Practical scenarios where LlamaIndex combined with the InnoVint MCP Server delivers measurable value.

01

Hybrid search: combine InnoVint real-time data with embedded document indexes for answers that are both current and comprehensive

02

Data enrichment: query InnoVint to augment indexed data with live information before generating user-facing responses

03

Knowledge base agents: build agents that maintain and update knowledge bases by periodically querying InnoVint for fresh data

04

Analytical workflows: chain InnoVint queries with LlamaIndex's data connectors to build multi-source analytical reports

InnoVint MCP Tools for LlamaIndex (10)

These 10 tools become available when you connect InnoVint to LlamaIndex via MCP:

01

get_lot

The primary data point for any winemaking question. Get full lot details

02

get_vessel

Essential for barrel program management. Get vessel details

03

list_actions

Filter by lot to see complete cellar history. List cellar actions

04

list_additives

With regulatory limits and typical dosage. List additives

05

list_analyses

Filter by lot to see a specific wine's chemistry over time. List lab analyses

06

list_vessels

Shows capacity, current contents, fill level, and location. Critical for cellar management and space planning. List tanks and barrels

07

list_vintages

Navigate wine production by year. List vintages

08

list_wineries

Multi-winery operations can manage several facilities from one account. List wineries

09

list_wines

Each with varietal rules, appellation, and production notes. List wine products

10

search_lots

Returns lot details including volume, vessel assignment, varietal composition, and current status. Essential for tracking individual batches through the winemaking process — from harvest intake to bottling. Search wine lots

Example Prompts for InnoVint in LlamaIndex

Ready-to-use prompts you can give your LlamaIndex agent to start working with InnoVint immediately.

01

"How is the 2025 Pinot Noir fermentation going?"

02

"Record a new lab reading for the 2025 Chardonnay: pH is 3.32 and TA is 6.5 g/L."

03

"Which vessels are currently empty and available for the upcoming harvest?"

Troubleshooting InnoVint MCP Server with LlamaIndex

Common issues when connecting InnoVint to LlamaIndex through the Vinkius, and how to resolve them.

01

BasicMCPClient not found

Install: pip install llama-index-tools-mcp

InnoVint + LlamaIndex FAQ

Common questions about integrating InnoVint MCP Server with LlamaIndex.

01

How does LlamaIndex connect to MCP servers?

Use the MCP client adapter to create a connection. LlamaIndex discovers all tools and wraps them as query engine tools compatible with any LlamaIndex agent.
02

Can I combine MCP tools with vector stores?

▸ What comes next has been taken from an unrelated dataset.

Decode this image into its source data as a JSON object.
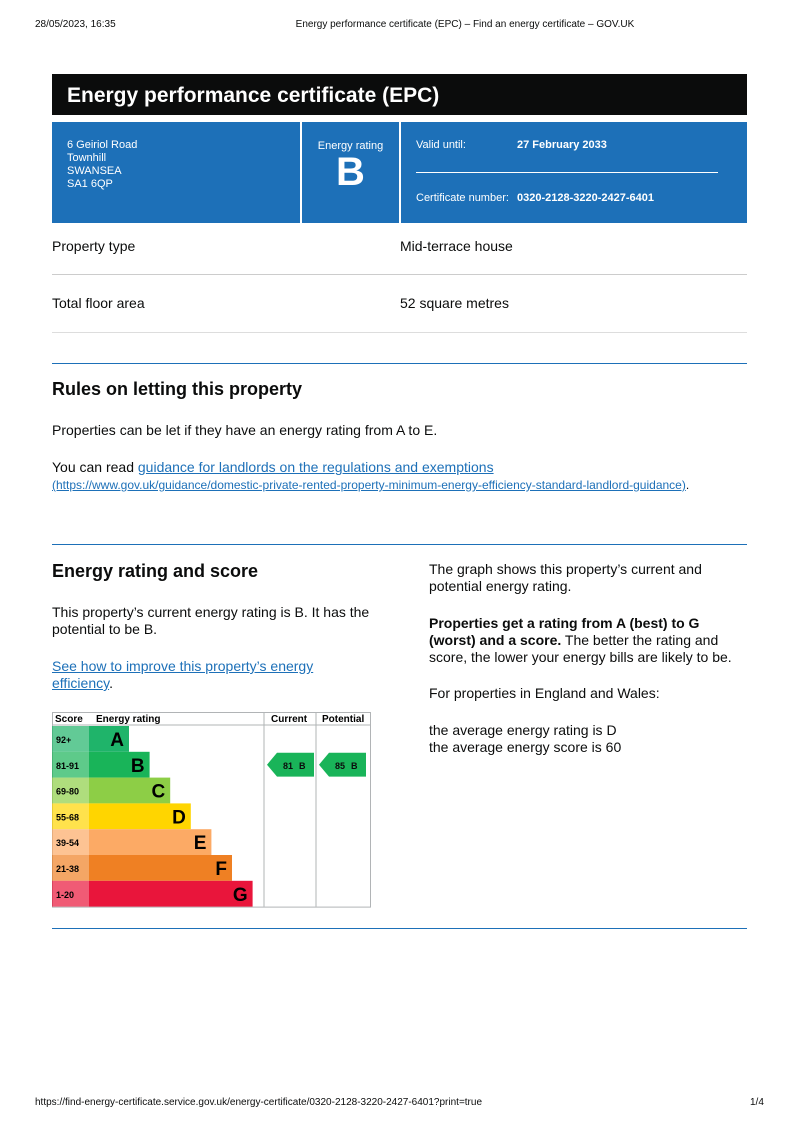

Yes. LlamaIndex agents can query InnoVint tools and vector store indexes in the same turn, combining real-time and embedded data for grounded responses.
03

Does LlamaIndex support async MCP calls?

Yes. LlamaIndex's async agent framework supports concurrent MCP tool calls for high-throughput data processing pipelines.

Connect InnoVint to LlamaIndex

Get your token, paste the configuration, and start using 10 tools in under 2 minutes. No API key management needed.